Peter Jones

Livy on wealth taxes

issue 06 October 2012

The ancient Greek example has already shown the Lib Dems how to enact the Mansion Tax. Now the Romans must step in to explain how to bring about the full-blown wealth tax they so ardently covet.

The historian Livy says that an early king, Servius Tullius (traditional dates 578-534 BC), invented the idea of raising money through a wealth tax, i.e. a tax on property. Its purpose was to compensate soldiers for loss of income during long campaigns. The problem was the vast disparity of the property that anyone owned. So Servius came up with the idea of ensuring that the wealthiest paid the most. He did this by creating seven bands of citizens, from the wealthiest to the poorest, defined by their capacity to provide military resources.

The top band consisted of the sort of people who could run a stable of horses (rather like owning a stable of racing cars today) — they were the ‘cavalry’ (equites) for military purposes — the next five bands of those who could provide a decreasing level of military equipment, down to the last band, those who had nothing to offer but children. These proletarii (proles, ‘offspring’), were also known as capite censi, lit. ‘counted by head’ (cf. ‘head-count’, ‘per head’), caput also meaning ‘person, individual’. The higher your ‘band’, the more you paid.

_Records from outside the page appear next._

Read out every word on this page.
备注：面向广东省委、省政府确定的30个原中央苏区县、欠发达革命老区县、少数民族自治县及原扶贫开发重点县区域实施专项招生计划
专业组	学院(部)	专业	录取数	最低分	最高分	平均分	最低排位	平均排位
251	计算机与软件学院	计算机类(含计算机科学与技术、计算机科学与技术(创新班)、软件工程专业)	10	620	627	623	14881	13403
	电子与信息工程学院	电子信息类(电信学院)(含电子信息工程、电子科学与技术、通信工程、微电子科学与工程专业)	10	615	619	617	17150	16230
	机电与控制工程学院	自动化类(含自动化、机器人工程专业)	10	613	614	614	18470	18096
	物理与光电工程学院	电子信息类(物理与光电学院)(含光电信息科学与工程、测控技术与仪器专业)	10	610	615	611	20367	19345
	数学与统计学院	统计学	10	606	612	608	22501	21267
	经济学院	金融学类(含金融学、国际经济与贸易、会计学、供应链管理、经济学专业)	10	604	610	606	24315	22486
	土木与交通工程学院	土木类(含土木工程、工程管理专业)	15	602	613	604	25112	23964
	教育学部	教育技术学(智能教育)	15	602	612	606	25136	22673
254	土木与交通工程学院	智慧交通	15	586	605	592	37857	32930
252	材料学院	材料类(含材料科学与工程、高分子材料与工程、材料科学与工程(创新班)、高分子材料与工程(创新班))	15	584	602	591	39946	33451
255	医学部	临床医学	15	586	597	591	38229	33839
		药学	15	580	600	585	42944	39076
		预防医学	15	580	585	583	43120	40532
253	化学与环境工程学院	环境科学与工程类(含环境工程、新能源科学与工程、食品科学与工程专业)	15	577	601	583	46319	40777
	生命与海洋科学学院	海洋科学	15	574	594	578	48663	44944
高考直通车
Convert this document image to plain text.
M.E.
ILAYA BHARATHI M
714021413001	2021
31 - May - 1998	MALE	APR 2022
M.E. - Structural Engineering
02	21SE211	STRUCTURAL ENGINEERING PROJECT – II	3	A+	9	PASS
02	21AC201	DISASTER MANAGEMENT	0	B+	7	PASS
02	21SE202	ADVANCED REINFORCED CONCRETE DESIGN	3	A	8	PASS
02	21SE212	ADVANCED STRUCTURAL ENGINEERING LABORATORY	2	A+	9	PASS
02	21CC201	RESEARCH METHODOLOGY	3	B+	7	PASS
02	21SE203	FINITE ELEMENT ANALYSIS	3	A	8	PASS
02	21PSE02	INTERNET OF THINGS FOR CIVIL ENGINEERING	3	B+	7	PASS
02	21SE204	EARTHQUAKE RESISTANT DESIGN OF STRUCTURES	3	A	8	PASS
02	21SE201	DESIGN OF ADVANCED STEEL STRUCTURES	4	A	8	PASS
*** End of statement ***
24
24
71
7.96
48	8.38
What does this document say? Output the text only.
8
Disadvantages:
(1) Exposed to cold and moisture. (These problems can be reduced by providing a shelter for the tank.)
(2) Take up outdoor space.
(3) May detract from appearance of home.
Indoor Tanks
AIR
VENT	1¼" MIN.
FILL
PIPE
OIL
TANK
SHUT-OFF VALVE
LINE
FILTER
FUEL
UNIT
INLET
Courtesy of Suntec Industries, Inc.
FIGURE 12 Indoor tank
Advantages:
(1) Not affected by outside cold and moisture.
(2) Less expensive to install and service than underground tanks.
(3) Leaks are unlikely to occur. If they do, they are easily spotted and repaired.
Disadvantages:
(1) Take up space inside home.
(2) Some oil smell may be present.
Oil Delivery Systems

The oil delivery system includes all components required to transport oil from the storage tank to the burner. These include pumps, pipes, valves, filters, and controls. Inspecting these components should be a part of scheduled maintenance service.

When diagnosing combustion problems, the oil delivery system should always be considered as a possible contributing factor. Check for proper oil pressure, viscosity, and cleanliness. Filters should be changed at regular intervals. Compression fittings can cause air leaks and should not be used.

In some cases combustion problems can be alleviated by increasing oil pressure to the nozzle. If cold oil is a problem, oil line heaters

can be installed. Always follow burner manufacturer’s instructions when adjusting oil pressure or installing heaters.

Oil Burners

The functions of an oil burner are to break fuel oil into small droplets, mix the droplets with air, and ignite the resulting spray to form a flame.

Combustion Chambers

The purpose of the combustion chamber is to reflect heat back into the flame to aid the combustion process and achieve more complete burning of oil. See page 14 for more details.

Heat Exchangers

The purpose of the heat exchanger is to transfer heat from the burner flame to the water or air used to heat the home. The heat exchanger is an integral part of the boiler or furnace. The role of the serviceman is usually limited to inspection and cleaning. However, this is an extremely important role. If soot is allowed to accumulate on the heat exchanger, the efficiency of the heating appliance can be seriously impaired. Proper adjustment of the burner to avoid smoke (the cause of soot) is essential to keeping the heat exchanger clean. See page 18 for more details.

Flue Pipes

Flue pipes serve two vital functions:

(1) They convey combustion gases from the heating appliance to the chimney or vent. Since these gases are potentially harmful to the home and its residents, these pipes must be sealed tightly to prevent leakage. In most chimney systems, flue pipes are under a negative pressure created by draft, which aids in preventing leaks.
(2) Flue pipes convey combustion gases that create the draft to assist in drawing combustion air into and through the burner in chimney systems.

But in the absence of a civil service or Sunday Times ‘rich list’, how did the Romans identify anyone’s ‘band’? Every four or five years, before a body of ‘censors’, each citizen had to give his name, age, family details and full account of his property and its value, often quite detailed (jewellery, carriages, etc). Death, imprisonment or slavery were the available penalties for those who failed to appear without due cause.